El patriarca católico denuncia más deportaciones forzadas y hambruna

El patriarca católico denuncia más deportaciones forzadas y hambruna

El arzobispo Sviatoslav Schevchuk advierte que en Mariúpol y otras zonas ocupadas en los últimos días no hay corredores humanitarios, por lo que la gente se están "muriendo de hambre", y reiteró que muchos son llevados contra su voluntad fuera del país.

El arzobispo mayor de la iglesia greco-católica ucraniana, Sviatoslav Schevchuk, volvió a denunciar este martes deportaciones forzadas y hambruna en Mariúpol y otras zonas ocupadas por el ejército ruso, a 34 días del inicio de una guerra que definió como "horrible y sandrienta".
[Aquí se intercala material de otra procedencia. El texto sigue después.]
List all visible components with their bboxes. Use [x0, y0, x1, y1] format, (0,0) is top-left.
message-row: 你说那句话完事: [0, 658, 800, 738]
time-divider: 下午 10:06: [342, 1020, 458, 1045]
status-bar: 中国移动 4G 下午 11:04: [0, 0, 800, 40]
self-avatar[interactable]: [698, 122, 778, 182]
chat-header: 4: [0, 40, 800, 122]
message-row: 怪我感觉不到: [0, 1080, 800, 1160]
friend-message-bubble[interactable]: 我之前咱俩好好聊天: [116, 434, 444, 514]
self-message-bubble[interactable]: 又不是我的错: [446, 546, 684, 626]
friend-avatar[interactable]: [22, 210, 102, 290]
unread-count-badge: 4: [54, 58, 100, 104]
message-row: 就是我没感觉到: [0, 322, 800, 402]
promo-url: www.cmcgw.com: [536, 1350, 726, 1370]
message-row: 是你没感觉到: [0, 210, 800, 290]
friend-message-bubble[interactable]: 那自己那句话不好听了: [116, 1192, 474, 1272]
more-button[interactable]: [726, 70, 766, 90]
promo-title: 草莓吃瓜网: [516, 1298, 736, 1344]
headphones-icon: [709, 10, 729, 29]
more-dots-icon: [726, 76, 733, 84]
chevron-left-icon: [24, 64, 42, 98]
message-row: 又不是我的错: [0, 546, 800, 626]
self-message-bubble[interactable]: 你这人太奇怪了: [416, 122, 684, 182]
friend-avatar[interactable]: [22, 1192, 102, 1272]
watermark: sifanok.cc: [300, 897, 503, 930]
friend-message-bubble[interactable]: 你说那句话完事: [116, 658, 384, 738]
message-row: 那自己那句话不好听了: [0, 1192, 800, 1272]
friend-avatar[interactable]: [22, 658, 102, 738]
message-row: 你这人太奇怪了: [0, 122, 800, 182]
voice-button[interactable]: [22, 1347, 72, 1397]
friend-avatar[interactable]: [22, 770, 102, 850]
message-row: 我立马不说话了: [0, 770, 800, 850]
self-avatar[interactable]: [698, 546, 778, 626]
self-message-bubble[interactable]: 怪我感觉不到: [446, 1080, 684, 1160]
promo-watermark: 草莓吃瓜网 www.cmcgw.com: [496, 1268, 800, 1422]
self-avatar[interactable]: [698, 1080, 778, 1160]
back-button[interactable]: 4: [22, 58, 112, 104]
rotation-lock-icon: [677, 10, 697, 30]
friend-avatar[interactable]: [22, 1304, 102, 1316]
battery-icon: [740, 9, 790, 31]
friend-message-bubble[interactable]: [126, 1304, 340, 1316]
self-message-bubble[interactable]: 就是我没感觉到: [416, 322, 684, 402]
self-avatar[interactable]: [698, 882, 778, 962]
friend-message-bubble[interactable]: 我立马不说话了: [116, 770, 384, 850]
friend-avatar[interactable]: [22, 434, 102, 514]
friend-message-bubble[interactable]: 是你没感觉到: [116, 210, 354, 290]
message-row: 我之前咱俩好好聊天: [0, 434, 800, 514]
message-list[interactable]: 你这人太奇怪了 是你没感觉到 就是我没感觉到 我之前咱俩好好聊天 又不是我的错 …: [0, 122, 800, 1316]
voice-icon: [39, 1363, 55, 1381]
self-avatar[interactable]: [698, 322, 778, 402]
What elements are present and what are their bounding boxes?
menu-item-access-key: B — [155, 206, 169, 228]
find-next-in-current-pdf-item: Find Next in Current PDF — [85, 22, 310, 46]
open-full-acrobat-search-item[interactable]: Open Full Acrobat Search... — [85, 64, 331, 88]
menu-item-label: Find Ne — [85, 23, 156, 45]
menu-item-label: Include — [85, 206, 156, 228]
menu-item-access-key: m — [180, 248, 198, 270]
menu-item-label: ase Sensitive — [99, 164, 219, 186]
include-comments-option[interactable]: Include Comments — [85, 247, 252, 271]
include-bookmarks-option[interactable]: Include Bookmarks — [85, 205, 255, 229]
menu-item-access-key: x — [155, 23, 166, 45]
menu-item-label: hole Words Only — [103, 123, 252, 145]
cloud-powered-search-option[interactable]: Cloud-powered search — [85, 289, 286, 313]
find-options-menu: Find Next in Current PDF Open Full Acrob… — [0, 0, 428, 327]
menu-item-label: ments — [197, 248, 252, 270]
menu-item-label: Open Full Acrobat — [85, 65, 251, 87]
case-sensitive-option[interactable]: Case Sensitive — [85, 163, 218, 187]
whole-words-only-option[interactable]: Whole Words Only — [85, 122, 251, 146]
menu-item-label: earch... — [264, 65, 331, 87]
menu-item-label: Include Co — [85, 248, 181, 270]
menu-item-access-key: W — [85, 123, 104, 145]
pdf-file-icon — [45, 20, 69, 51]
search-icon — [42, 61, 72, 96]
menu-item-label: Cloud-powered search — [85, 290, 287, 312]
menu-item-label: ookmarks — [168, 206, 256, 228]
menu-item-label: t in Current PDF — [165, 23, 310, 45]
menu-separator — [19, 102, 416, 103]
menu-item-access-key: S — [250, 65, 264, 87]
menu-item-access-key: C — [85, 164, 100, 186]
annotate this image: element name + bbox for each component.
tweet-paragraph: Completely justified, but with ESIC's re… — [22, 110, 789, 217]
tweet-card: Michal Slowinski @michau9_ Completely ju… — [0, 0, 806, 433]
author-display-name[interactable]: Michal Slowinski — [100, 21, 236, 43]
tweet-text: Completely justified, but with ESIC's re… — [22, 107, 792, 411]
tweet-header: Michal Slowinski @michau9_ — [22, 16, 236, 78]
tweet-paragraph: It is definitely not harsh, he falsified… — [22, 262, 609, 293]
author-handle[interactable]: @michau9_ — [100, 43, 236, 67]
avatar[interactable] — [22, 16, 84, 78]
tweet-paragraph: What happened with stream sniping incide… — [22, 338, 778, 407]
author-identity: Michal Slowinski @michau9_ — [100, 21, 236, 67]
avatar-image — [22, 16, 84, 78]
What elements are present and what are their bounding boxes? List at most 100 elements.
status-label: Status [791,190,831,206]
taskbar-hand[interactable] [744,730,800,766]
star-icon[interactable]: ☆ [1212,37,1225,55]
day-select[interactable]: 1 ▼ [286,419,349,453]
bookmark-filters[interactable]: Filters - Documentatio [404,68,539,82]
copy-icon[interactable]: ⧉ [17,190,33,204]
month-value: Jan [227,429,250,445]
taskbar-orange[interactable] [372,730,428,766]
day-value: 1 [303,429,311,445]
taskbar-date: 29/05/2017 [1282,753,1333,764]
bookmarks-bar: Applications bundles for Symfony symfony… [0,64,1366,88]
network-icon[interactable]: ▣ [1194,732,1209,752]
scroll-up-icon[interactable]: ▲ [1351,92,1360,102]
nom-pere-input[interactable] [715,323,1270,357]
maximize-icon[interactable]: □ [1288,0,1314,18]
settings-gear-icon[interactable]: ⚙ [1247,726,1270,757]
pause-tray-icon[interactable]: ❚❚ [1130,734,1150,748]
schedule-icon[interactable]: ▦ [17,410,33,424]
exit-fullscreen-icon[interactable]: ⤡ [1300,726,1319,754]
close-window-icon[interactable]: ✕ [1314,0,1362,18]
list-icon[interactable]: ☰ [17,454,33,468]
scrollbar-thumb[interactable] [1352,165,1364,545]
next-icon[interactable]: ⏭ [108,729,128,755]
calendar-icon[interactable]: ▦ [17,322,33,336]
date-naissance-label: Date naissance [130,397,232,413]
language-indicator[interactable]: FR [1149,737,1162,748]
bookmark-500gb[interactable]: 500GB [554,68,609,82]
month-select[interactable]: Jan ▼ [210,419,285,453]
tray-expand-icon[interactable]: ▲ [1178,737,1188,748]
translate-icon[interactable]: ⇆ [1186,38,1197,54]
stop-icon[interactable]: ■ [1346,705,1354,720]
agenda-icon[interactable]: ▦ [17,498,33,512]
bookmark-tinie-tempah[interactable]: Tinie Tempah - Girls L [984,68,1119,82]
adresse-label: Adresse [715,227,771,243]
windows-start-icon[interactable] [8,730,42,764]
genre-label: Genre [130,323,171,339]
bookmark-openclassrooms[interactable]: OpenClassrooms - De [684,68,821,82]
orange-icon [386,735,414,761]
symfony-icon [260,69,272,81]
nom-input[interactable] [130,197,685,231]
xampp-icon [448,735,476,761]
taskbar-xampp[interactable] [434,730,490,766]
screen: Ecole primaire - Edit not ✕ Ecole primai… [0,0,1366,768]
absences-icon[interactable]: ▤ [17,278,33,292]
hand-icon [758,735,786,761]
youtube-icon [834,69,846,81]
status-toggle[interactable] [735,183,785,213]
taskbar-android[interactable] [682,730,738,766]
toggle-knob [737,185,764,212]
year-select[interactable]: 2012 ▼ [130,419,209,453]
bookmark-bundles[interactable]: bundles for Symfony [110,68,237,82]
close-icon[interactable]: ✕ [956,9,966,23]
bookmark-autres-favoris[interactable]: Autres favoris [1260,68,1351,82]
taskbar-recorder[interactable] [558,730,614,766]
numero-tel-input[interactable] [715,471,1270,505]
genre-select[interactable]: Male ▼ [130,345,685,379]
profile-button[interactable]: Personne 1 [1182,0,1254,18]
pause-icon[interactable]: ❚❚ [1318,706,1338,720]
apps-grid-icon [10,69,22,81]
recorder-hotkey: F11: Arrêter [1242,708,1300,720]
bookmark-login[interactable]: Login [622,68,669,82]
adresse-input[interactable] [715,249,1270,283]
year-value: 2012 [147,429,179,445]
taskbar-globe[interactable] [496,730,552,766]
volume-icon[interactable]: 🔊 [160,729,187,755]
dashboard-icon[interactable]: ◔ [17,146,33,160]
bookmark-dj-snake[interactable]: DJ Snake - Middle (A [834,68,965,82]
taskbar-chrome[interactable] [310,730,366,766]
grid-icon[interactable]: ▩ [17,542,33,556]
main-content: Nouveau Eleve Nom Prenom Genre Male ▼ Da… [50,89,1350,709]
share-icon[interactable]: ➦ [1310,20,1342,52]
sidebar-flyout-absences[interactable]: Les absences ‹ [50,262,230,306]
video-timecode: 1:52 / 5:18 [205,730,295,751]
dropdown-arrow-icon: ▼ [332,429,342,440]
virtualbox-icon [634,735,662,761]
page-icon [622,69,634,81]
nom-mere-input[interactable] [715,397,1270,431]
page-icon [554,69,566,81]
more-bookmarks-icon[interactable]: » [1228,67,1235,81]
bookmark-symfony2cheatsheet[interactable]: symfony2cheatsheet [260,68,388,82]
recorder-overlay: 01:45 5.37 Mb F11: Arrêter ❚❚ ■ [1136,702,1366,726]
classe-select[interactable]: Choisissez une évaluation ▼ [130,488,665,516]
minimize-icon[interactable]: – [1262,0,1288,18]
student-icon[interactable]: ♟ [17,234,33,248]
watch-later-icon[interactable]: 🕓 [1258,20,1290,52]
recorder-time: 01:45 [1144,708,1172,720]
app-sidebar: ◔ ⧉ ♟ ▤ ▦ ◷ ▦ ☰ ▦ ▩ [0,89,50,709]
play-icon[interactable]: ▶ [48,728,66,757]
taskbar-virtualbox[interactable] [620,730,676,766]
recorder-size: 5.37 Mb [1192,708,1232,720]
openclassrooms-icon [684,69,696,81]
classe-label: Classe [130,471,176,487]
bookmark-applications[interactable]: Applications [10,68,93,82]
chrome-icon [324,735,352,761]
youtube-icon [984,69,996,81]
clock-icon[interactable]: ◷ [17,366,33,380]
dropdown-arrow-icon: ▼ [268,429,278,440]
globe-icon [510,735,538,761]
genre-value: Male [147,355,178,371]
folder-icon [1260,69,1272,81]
"Hago un llamamiento al mundo entero para que defienda a nuestro pueblo ucraniano en la medida de las posibilidades que cada uno tenga. Para que los ucranianos puedan vivir en su tierra natal. Para que nadie vuelva a esclavizarlos como lo han hecho durante siglos”, pidió este martes en su mensaje diario a la comunidad ucraniana

La máxima autoridad católica en el país aseguró que la ciudad de Mariúpol “todavía sigue defendiéndose”, pero alertó que “en estos días no se ha podido entregar ningún tipo de ayuda humanitaria, lo que significa que muchas personas en las ciudades y pueblos rodeados no tenían nada para comer, se morían de hambre... y no sólo morían por las balas de los invasores”, afirmó.

Asimismo, indicó que recibe “todo tipo de llamadas de lamento y desesperación” y especialmente denunció que muchas personas “están siendo deportados del suelo ucraniano a la fuerza”.

Estas deportaciones forzadas están ocurriendo entre los residentes de las afueras de Mariúpol y de los barrios ocupados de esa ciudad, pero el arzobispo aseguró que “está pasando lo mismo en ciudades como Maryanka, Volnovakha y otras ciudades y pueblos de Donbás. Ciudades y pueblos que se han convertido en pueblos fantasmas”.

“Las personas son deportadas a la fuerza a Rusia, se les retira el pasaporte, se les dan documentos temporales y se les lleva a la isla de Sajalín, en el extremo oriental de Rusia. Donde no tienen derecho a salir de este lugar de exilio designado durante dos años. Vemos que al igual que pueblos enteros fueron deportados de su tierra en tiempos de Stalin, vuelve a repetirse hoy en nuestro suelo”, sostuvo.

El líder de la comunidad católica ucraniana concluye invocando a Dios: “¡Oh Dios, bendice a Ucrania. Oh Dios, bendice al pueblo ucraniano. Oh Dios, bendice a los que lloran, a los enfermos, a los mutilados, a los deportados, a los que mueren de hambre. ¡Oh Dios, bendice a Ucrania!”.